Ese día desde por la mañana se oscureció el cielo, como si el sol hubiera llegado a su ocaso, y soplaba el frío viento del Norte. Kizu seguía por su propia cuenta con la peculiar "higiene terapéutica" para combatir el cáncer que había iniciado desde mediados de julio, o por mejor decir: los baños de sol -la denominación misma, de aire tan anticuado, "higiene terapéutica" le provocaba un sobresalto a Kizu-; pero ese día no había lugar a tales baños. Con la frente apoyada en la frialdad de la puerta de cristal que daba acceso a la tenaza, Kizu miraba al harunire, cuyas frondas sacudía el fuerte viento. Las hojas, en la medida en que podían verse, aparecían secas y sin brillo, y algunas que volvía el viento mostraban su envés blancuzco y aún más seco. Hasta el momento le habían llamado la atención unas pocas hojas amarillentas, pero solía ser porque las ardillas o el viento hubieran roto allí las ramitas, pero ahora se fijó en que había numerosas ramas en en que la mitad de sus hojas se había vuelto de un amarillo limón. Kizu pasó así el tiempo ese día hasta más tarde de las doce, en un estado de ánimo alterado, incapaz de tranquilizarse. Ikúo, que tenía que haber ido durante la mañana, no apareció. El lunes de dos semanas atrás, que ya había sido prefijado para una sesión de pintura, Ikúo llamó por teléfono diciendo que se tomaría ese día de descanso como modelo.

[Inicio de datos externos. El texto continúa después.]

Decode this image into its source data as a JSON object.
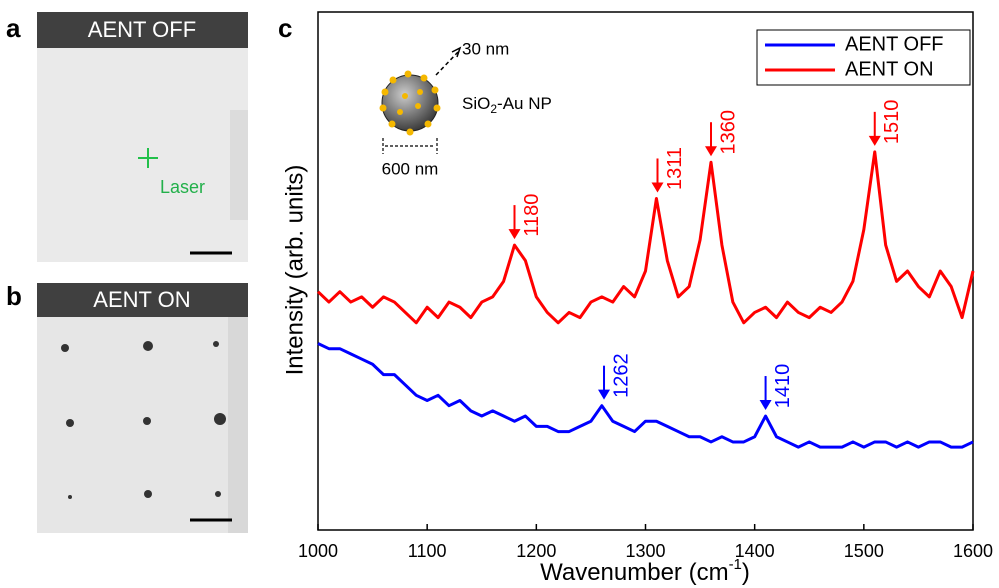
{
  "panels": {
    "a": {
      "letter": "a",
      "header": "AENT OFF",
      "laser": "Laser"
    },
    "b": {
      "letter": "b",
      "header": "AENT ON"
    }
  },
  "chart_data": {
    "type": "line",
    "letter": "c",
    "x_label": [
      "Wavenumber (cm",
      "-1",
      ")"
    ],
    "y_label": "Intensity (arb. units)",
    "inset": {
      "size_top": "30 nm",
      "particle_label": [
        "SiO",
        "2",
        "-Au NP"
      ],
      "size_bottom": "600 nm"
    },
    "xlim": [
      1000,
      1600
    ],
    "xticks": [
      1000,
      1100,
      1200,
      1300,
      1400,
      1500,
      1600
    ],
    "ylim": [
      0,
      100
    ],
    "legend": "top-right",
    "x": [
      1000,
      1010,
      1020,
      1030,
      1040,
      1050,
      1060,
      1070,
      1080,
      1090,
      1100,
      1110,
      1120,
      1130,
      1140,
      1150,
      1160,
      1170,
      1180,
      1190,
      1200,
      1210,
      1220,
      1230,
      1240,
      1250,
      1260,
      1270,
      1280,
      1290,
      1300,
      1310,
      1320,
      1330,
      1340,
      1350,
      1360,
      1370,
      1380,
      1390,
      1400,
      1410,
      1420,
      1430,
      1440,
      1450,
      1460,
      1470,
      1480,
      1490,
      1500,
      1510,
      1520,
      1530,
      1540,
      1550,
      1560,
      1570,
      1580,
      1590,
      1600
    ],
    "series": [
      {
        "name": "AENT OFF",
        "color": "#0000ff",
        "peaks": [
          1262,
          1410
        ],
        "values": [
          36,
          35,
          35,
          34,
          33,
          32,
          30,
          30,
          28,
          26,
          25,
          26,
          24,
          25,
          23,
          22,
          23,
          22,
          21,
          22,
          20,
          20,
          19,
          19,
          20,
          21,
          24,
          21,
          20,
          19,
          21,
          21,
          20,
          19,
          18,
          18,
          17,
          18,
          17,
          17,
          18,
          22,
          18,
          17,
          16,
          17,
          16,
          16,
          16,
          17,
          16,
          17,
          17,
          16,
          17,
          16,
          17,
          17,
          16,
          16,
          17
        ]
      },
      {
        "name": "AENT ON",
        "color": "#ff0000",
        "peaks": [
          1180,
          1311,
          1360,
          1510
        ],
        "values": [
          46,
          44,
          46,
          44,
          45,
          43,
          45,
          44,
          42,
          40,
          43,
          41,
          44,
          43,
          41,
          44,
          45,
          48,
          55,
          52,
          45,
          42,
          40,
          42,
          41,
          44,
          45,
          44,
          47,
          45,
          50,
          64,
          52,
          45,
          47,
          56,
          71,
          55,
          44,
          40,
          42,
          43,
          41,
          44,
          42,
          41,
          43,
          42,
          44,
          48,
          58,
          73,
          55,
          48,
          50,
          47,
          45,
          50,
          47,
          41,
          50
        ]
      }
    ]
  }
}
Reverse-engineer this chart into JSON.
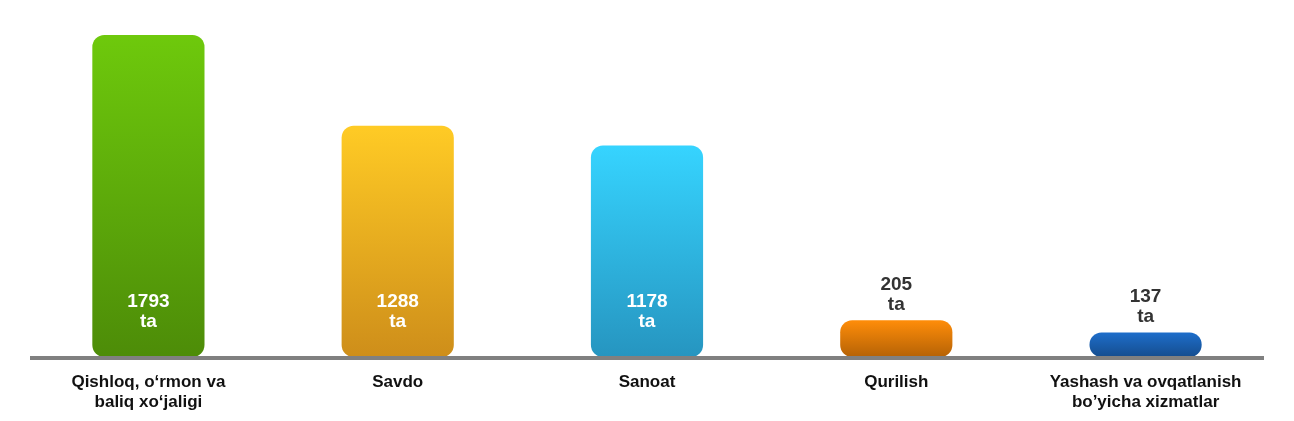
{
  "chart_data": {
    "type": "bar",
    "categories": [
      "Qishloq, o‘rmon va baliq xo‘jaligi",
      "Savdo",
      "Sanoat",
      "Qurilish",
      "Yashash va ovqatlanish bo’yicha xizmatlar"
    ],
    "values": [
      1793,
      1288,
      1178,
      205,
      137
    ],
    "colors": [
      "#5fae0a",
      "#ffb020",
      "#2fb8ee",
      "#e07a08",
      "#1a5fb0"
    ],
    "value_labels": [
      "1793 ta",
      "1288 ta",
      "1178 ta",
      "205 ta",
      "137 ta"
    ]
  }
}
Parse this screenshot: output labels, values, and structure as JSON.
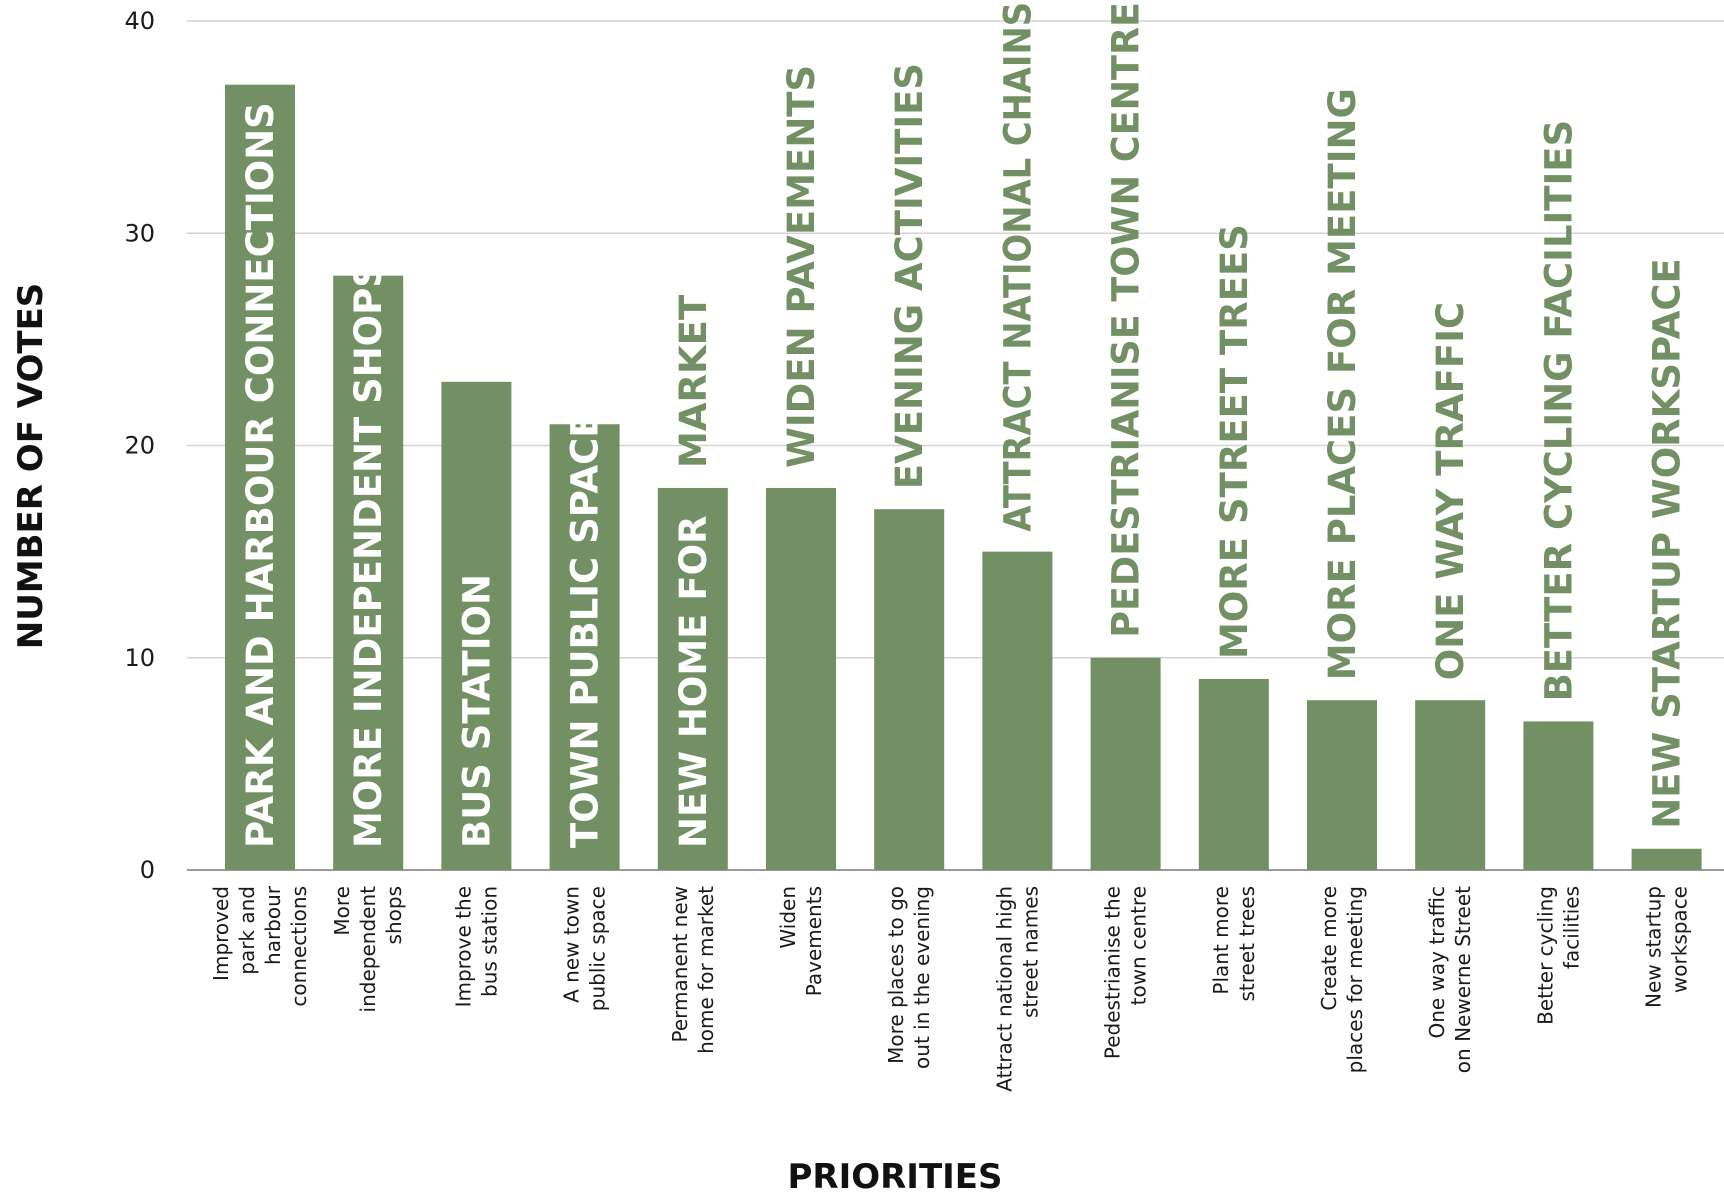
{
  "chart_data": {
    "type": "bar",
    "xlabel": "PRIORITIES",
    "ylabel": "NUMBER OF VOTES",
    "ylim": [
      0,
      40
    ],
    "yticks": [
      0,
      10,
      20,
      30,
      40
    ],
    "grid": true,
    "bar_color": "#738f64",
    "label_color_inside": "#ffffff",
    "label_color_outside": "#738f64",
    "categories": [
      [
        "Improved",
        "park and",
        "harbour",
        "connections"
      ],
      [
        "More",
        "independent",
        "shops"
      ],
      [
        "Improve the",
        "bus station"
      ],
      [
        "A new town",
        "public space"
      ],
      [
        "Permanent new",
        "home for market"
      ],
      [
        "Widen",
        "Pavements"
      ],
      [
        "More places to go",
        "out in the evening"
      ],
      [
        "Attract national high",
        "street names"
      ],
      [
        "Pedestrianise the",
        "town centre"
      ],
      [
        "Plant more",
        "street trees"
      ],
      [
        "Create more",
        "places for meeting"
      ],
      [
        "One way traffic",
        "on Newerne Street"
      ],
      [
        "Better cycling",
        "facilities"
      ],
      [
        "New startup",
        "workspace"
      ]
    ],
    "values": [
      37,
      28,
      23,
      21,
      18,
      18,
      17,
      15,
      10,
      9,
      8,
      8,
      7,
      1
    ],
    "bar_labels": [
      {
        "lines": [
          "PARK AND HARBOUR CONNECTIONS"
        ],
        "inside": [
          true
        ]
      },
      {
        "lines": [
          "MORE INDEPENDENT SHOPS"
        ],
        "inside": [
          true
        ]
      },
      {
        "lines": [
          "BUS STATION"
        ],
        "inside": [
          true
        ]
      },
      {
        "lines": [
          "TOWN PUBLIC SPACE"
        ],
        "inside": [
          true
        ]
      },
      {
        "lines": [
          "NEW HOME FOR",
          "MARKET"
        ],
        "inside": [
          true,
          false
        ]
      },
      {
        "lines": [
          "WIDEN PAVEMENTS"
        ],
        "inside": [
          false
        ]
      },
      {
        "lines": [
          "EVENING ACTIVITIES"
        ],
        "inside": [
          false
        ]
      },
      {
        "lines": [
          "ATTRACT NATIONAL CHAINS"
        ],
        "inside": [
          false
        ]
      },
      {
        "lines": [
          "PEDESTRIANISE TOWN CENTRE"
        ],
        "inside": [
          false
        ]
      },
      {
        "lines": [
          "MORE STREET TREES"
        ],
        "inside": [
          false
        ]
      },
      {
        "lines": [
          "MORE PLACES FOR MEETING"
        ],
        "inside": [
          false
        ]
      },
      {
        "lines": [
          "ONE WAY TRAFFIC"
        ],
        "inside": [
          false
        ]
      },
      {
        "lines": [
          "BETTER CYCLING FACILITIES"
        ],
        "inside": [
          false
        ]
      },
      {
        "lines": [
          "NEW STARTUP WORKSPACE"
        ],
        "inside": [
          false
        ]
      }
    ]
  }
}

El jueves siguiente también faltó, esta vez sin previo aviso. Y la semana anterior también se tomó vacaciones por el mismo procedimiento los dos días convenidos. Por fin, ese día, Kizu llamó por teléfono al club de atletismo. Le respondieron que no había tal cosa como ausencia por enfermedad, ya que en ese mismo momento Ikúo se hallaba actuando como monitor en una clase de nadadores aficionados. Kizu rogó que le comunicaran simplemente que él había llamado. Sería el jueves de esa misma semana, en una mañana clara, cuando Ikúo se le iba a presentar por fin en la puerta.